Persuasion occurs when your ideas are so convincing that the other party ends up adopting your point of view. With persuasion, there is no compromising as there is in negotiation. Rather, the other party willfully and enthusiastically abandons their position to embrace yours.
This abandonment is not brought about by manipulation because the other party clearly sees the gains and advantages of doing business with you. Negotiation, on the other hand, is a process of give and take. It's being able to overcome objections on both sides of an issue and ultimately reaching some common ground. While persuasion is the ultimate ideal, anytime any one of us is presenting our ideas, the other party is often equally committed to their own convictions, thus making negotiation the next best path. Often when we hear the word "negotiation," we think of a complex deal going on in the business world.
In reality, however, all of us are involved in multiple negotiation processes every day. For example, when you want steak but your spouse wants lasagna, you may banter back and forth about why one is better than the other. In the end, however, you end up going to a place that offers a bit of both. In that instance, you may not have thought of yourself as negotiating, but that's really what it was. Negotiation is so common in day-to-day life that you must master the skills of great negotiators to become a Master Persuader.
Negative Associations with Negotiation
While persuasion is what most of us are striving for, cooperative negotiation can yield win-win situations and should not be overlooked. In the previous example in which the spouses were trying to agree on dinner, both parties win because they end up going to a place that offers both of their dining preferences. Neither party has to compromise; both parties get what they want. When discussing negotiation in training seminars, I ask the audience what their perceptions of negotiation are. I commonly hear things like "two parties ready to fight," "frustration," "manipulation," "long hours," "deceit" and the list goes on and on. Despite what my audience members might suggest, there are only four true outcomes to negotiation: win-win, no deal, lose-lose or win-lose. The problem is that too often we get stuck in the mindset that negotiation is a game like football. That is, we think there has to be a clear-cut winner and loser. That mentality, however, does not reflect real negotiation. The truth is, everyone can win in a negotiation setting. If we want to use a sports analogy, a better one would be tandem parachuting. Tandem parachuting is where two people jump together, sharing the same parachute. In this sport, like in negotiation, you are in it together, you work together, and when you land safely, everybody wins. If you don't, everyone loses!
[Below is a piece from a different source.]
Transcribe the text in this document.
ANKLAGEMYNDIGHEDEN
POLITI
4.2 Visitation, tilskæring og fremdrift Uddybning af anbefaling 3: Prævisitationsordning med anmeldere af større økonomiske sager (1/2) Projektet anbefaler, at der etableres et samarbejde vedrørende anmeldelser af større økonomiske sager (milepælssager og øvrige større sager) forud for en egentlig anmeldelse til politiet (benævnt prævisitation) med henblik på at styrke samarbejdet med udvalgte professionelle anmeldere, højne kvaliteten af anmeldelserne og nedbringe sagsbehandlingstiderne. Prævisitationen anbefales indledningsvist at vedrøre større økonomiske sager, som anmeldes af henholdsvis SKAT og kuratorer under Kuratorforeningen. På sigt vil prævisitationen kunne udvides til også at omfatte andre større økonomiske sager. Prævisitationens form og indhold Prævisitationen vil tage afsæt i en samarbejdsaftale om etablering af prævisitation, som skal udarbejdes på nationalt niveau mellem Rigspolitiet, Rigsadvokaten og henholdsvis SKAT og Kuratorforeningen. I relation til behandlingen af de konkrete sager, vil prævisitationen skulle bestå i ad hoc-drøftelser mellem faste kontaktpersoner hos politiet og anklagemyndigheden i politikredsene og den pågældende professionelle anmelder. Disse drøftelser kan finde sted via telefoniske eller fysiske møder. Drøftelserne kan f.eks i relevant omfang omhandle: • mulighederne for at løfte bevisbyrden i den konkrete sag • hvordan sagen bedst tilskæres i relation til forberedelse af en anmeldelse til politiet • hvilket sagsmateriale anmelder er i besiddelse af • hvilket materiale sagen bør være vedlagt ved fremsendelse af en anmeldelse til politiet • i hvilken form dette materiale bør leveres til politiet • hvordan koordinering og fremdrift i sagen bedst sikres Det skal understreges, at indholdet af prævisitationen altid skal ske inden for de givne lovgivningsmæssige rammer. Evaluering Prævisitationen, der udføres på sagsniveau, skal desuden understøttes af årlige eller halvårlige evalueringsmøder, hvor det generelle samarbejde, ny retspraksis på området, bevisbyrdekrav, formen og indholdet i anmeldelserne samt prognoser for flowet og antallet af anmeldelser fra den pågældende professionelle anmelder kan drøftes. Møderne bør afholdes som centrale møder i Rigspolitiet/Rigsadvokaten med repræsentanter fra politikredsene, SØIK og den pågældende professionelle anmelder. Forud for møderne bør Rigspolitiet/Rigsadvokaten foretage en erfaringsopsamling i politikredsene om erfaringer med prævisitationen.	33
Stephen Covey, author of the best-selling book The 7 Habits of Highly Effective People, is a big advocate of either going for the win-win situation or not going for it at all. If you think about it, if it turned out any other way in your own negotiations, would your prospects ever want to do business with you again? Would they recommend you to their friends? Aside from that, it would simply be wrong and any possible short-term gains would not be worth the damage to your reputation and future business.